After a long, slow trip up in which "Kevin," a resident of the former hotel, shuffled on and off the cramped elevator, walker in tow. Once we reached the 14th floor, the elevator doors open up to the reception area which, along with the rest of the restaurant, is designed in the art deco style with a lot of curves, long lines, and rounded edges. Chef Mancilla gave me a tour of the dining room that sits 200 guests and has 360 degree views of downtown Long Beach and the harbor. “When the Grand Prix is happening, you can see everything!” said the chef. She led me into the kitchen area. “Now, don’t think the kitchen you’ll work in will anywhere near as big as the student kitchens. We don’t have walk in freezers or refrigerators here. It can get pretty tight on a busy night.” True, I hadn’t expected the kitchen to be as open as the classroom, but I was a little taken aback by the close quarters the kitchen staff worked in. According to the Chef, on a busy night there is a grill chef, a fish chef (called a poissonier), a garde manger chef who also handles dessert items, two cooks, herself and the executive chef. So much for personal space. "You should see this place on a Saturday night! It's crazy!" Indeed.
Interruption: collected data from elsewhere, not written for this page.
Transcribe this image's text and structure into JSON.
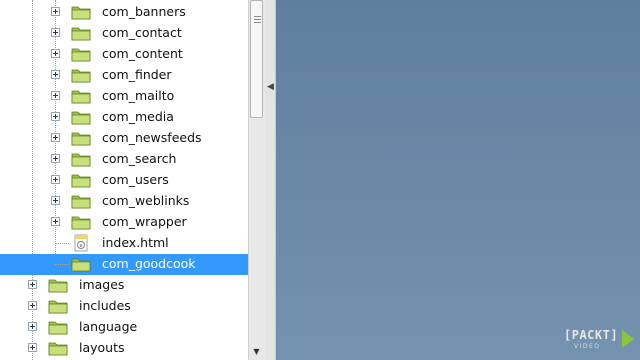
{
  "tree": {
    "items": [
      {
        "label": "com_banners",
        "type": "folder",
        "expandable": true
      },
      {
        "label": "com_contact",
        "type": "folder",
        "expandable": true
      },
      {
        "label": "com_content",
        "type": "folder",
        "expandable": true
      },
      {
        "label": "com_finder",
        "type": "folder",
        "expandable": true
      },
      {
        "label": "com_mailto",
        "type": "folder",
        "expandable": true
      },
      {
        "label": "com_media",
        "type": "folder",
        "expandable": true
      },
      {
        "label": "com_newsfeeds",
        "type": "folder",
        "expandable": true
      },
      {
        "label": "com_search",
        "type": "folder",
        "expandable": true
      },
      {
        "label": "com_users",
        "type": "folder",
        "expandable": true
      },
      {
        "label": "com_weblinks",
        "type": "folder",
        "expandable": true
      },
      {
        "label": "com_wrapper",
        "type": "folder",
        "expandable": true
      },
      {
        "label": "index.html",
        "type": "file",
        "expandable": false
      },
      {
        "label": "com_goodcook",
        "type": "folder",
        "expandable": false,
        "selected": true
      },
      {
        "label": "images",
        "type": "folder",
        "expandable": true
      },
      {
        "label": "includes",
        "type": "folder",
        "expandable": true
      },
      {
        "label": "language",
        "type": "folder",
        "expandable": true
      },
      {
        "label": "layouts",
        "type": "folder",
        "expandable": true
      }
    ]
  },
  "logo": {
    "text": "[PACKT]",
    "subtext": "VIDEO"
  },
  "colors": {
    "selection": "#3399ff",
    "folder_fill": "#b8d86a",
    "workspace": "#6b89a7"
  },
  "icons": {
    "folder": "folder-icon",
    "file": "html-file-icon",
    "expander": "plus-expander-icon",
    "scroll_down": "scroll-down-arrow-icon",
    "collapse": "collapse-left-arrow-icon"
  }
}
Stephanie Mancilla always wanted to work with food. At an early age she would help her mother in the kitchen and loved to bake. The first thing she was able to make on her own was a dutch apple pie. She parlayed that love of baking into a few side businesses that increased her passion for food. She graduated from the Kitchen Academy in 2005 and began working in the industry. She is the Sous Chef at the Sky Room, as well as the manager of the “Wine Down,” the wine and cheese bistro on the ground floor. “You have to be ready to work your ass off and you have to be ready to sweat!” She stressed the need to always work with a sense of urgency. “You have to hustle and work hard and be willing to do anything that needs to be done. I’ve rolled up my sleeves and washed dishes if I see the guys need help.That doesn't happen too often now, but you get the point.”
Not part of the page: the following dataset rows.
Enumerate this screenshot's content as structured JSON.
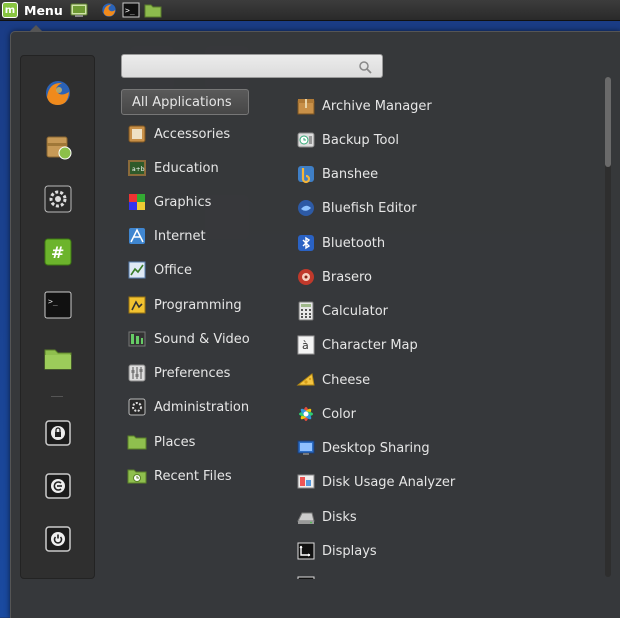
{
  "panel": {
    "menu_label": "Menu",
    "launchers": [
      "show-desktop-icon",
      "firefox-icon",
      "terminal-icon",
      "folder-icon"
    ]
  },
  "favorites": [
    "firefox",
    "software-manager",
    "system-settings",
    "terminal-hash",
    "terminal",
    "home-folder",
    "lock-screen",
    "logout",
    "shutdown"
  ],
  "search": {
    "value": "",
    "placeholder": ""
  },
  "categories": [
    {
      "label": "All Applications",
      "icon": "none",
      "active": true
    },
    {
      "label": "Accessories",
      "icon": "accessories-icon"
    },
    {
      "label": "Education",
      "icon": "education-icon"
    },
    {
      "label": "Graphics",
      "icon": "graphics-icon"
    },
    {
      "label": "Internet",
      "icon": "internet-icon"
    },
    {
      "label": "Office",
      "icon": "office-icon"
    },
    {
      "label": "Programming",
      "icon": "programming-icon"
    },
    {
      "label": "Sound & Video",
      "icon": "sound-video-icon"
    },
    {
      "label": "Preferences",
      "icon": "preferences-icon"
    },
    {
      "label": "Administration",
      "icon": "administration-icon"
    },
    {
      "label": "Places",
      "icon": "places-icon"
    },
    {
      "label": "Recent Files",
      "icon": "recent-files-icon"
    }
  ],
  "apps": [
    {
      "label": "Archive Manager",
      "icon": "archive-icon"
    },
    {
      "label": "Backup Tool",
      "icon": "backup-icon"
    },
    {
      "label": "Banshee",
      "icon": "banshee-icon"
    },
    {
      "label": "Bluefish Editor",
      "icon": "bluefish-icon"
    },
    {
      "label": "Bluetooth",
      "icon": "bluetooth-icon"
    },
    {
      "label": "Brasero",
      "icon": "brasero-icon"
    },
    {
      "label": "Calculator",
      "icon": "calculator-icon"
    },
    {
      "label": "Character Map",
      "icon": "character-map-icon"
    },
    {
      "label": "Cheese",
      "icon": "cheese-icon"
    },
    {
      "label": "Color",
      "icon": "color-icon"
    },
    {
      "label": "Desktop Sharing",
      "icon": "desktop-sharing-icon"
    },
    {
      "label": "Disk Usage Analyzer",
      "icon": "disk-usage-icon"
    },
    {
      "label": "Disks",
      "icon": "disks-icon"
    },
    {
      "label": "Displays",
      "icon": "displays-icon"
    }
  ],
  "colors": {
    "accent": "#88c440",
    "menu_bg": "#383838",
    "text": "#e6e6e6"
  }
}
I asked her what I can expect in terms of a position in a professional kitchen once I’m done with school. “You’ll basically start at the bottom. If you present yourself well and show me that you can work hard and fast, I may bump you up to prep or line. I need to see that you are ready to a part of this kitchen!” Basically that shiny new culinary diploma won’t mean a thing if I can’t back it up with old fashioned blood, sweat, and tears. “The things is, a lot of people nowadays watch the Food Network and get a skewed view of the industry. It wasn’t seen as a glamorous occupation when I started out. Now everyone wants to do this because they think they’ll be the next celebrity chef. Everyone thinks they'll be a rockstar! You can’t come into this profession with that attitude because you’ll be in for a shock.” Lucky for me, I’m not one of those people. However her analogy about being a rockstar is true. For every superstar that takes the stage and makes millions of dollars reaching the masses, there are millions of other hard working musicians slogging it out in the clubs, doing it for the love of the music. In my case it's for the love and passion of food.
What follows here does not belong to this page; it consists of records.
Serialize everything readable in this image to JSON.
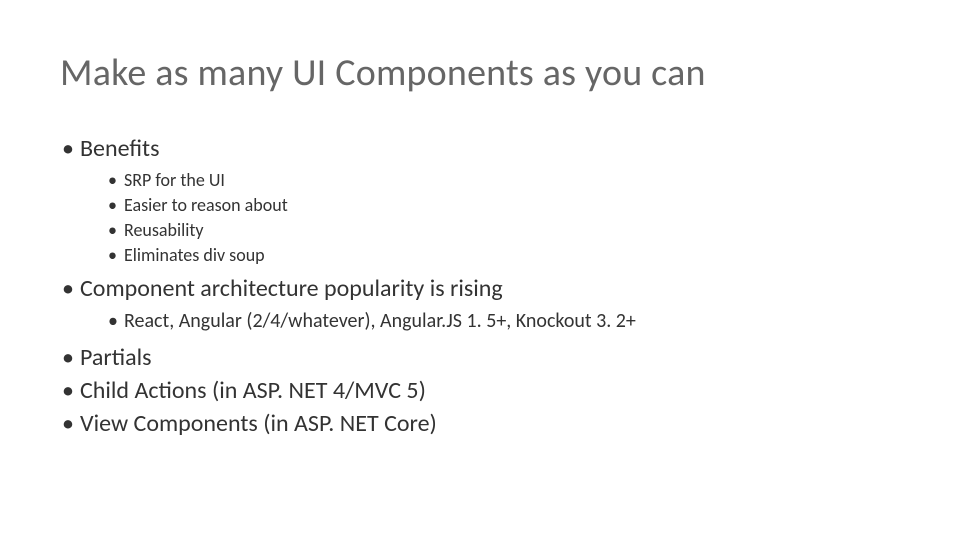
{
  "title": "Make as many UI Components as you can",
  "bullets": {
    "benefits_label": "Benefits",
    "benefits_items": {
      "0": "SRP for the UI",
      "1": "Easier to reason about",
      "2": "Reusability",
      "3": "Eliminates div soup"
    },
    "popularity_label": "Component architecture popularity is rising",
    "popularity_items": {
      "0": "React, Angular (2/4/whatever), Angular.JS 1. 5+, Knockout 3. 2+"
    },
    "partials": "Partials",
    "child_actions": "Child Actions (in ASP. NET 4/MVC 5)",
    "view_components": "View Components (in ASP. NET Core)"
  }
}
Apart from working hard and proving yourself, Chef Mancilla underlined the need to always keep your mind and your palate open to new flavors and ideas. “Always keep learning. You never know when you’ll discover a new flavor combination or a new way to combine different cuisines! Don’t get stuck with the same way of doing things and presenting dishes.” She said that lately she had been experimenting with different African and Asian flavors, trying to pair them with dishes from Mexico and South America. “Never be afraid to try this or that. If it doesn’t work out the way you expected, just change it up.” While I didn’t have any preconceived notions about what it was to be a chef before I met with Chef Mancilla, she did give me a wonderful new perspective about what it really takes to translate a passion for food into a career. You have to be ready to work hard, sweat, and prove to the people in that kitchen that you have the drive to succeed. I was a little intimidated when I was first assigned this project, but in the end I really enjoyed it. Chef Mancilla was very welcoming and seemed to enjoy imparting her knowledge. I was even asked back when the kitchen was in full swing to get a sense of what it’s really like. She did give me one last bit of advice as I was leaving, “Invest in some comfortable shoes! There’s nothing worse than being on your feet all day in crappy shoes!”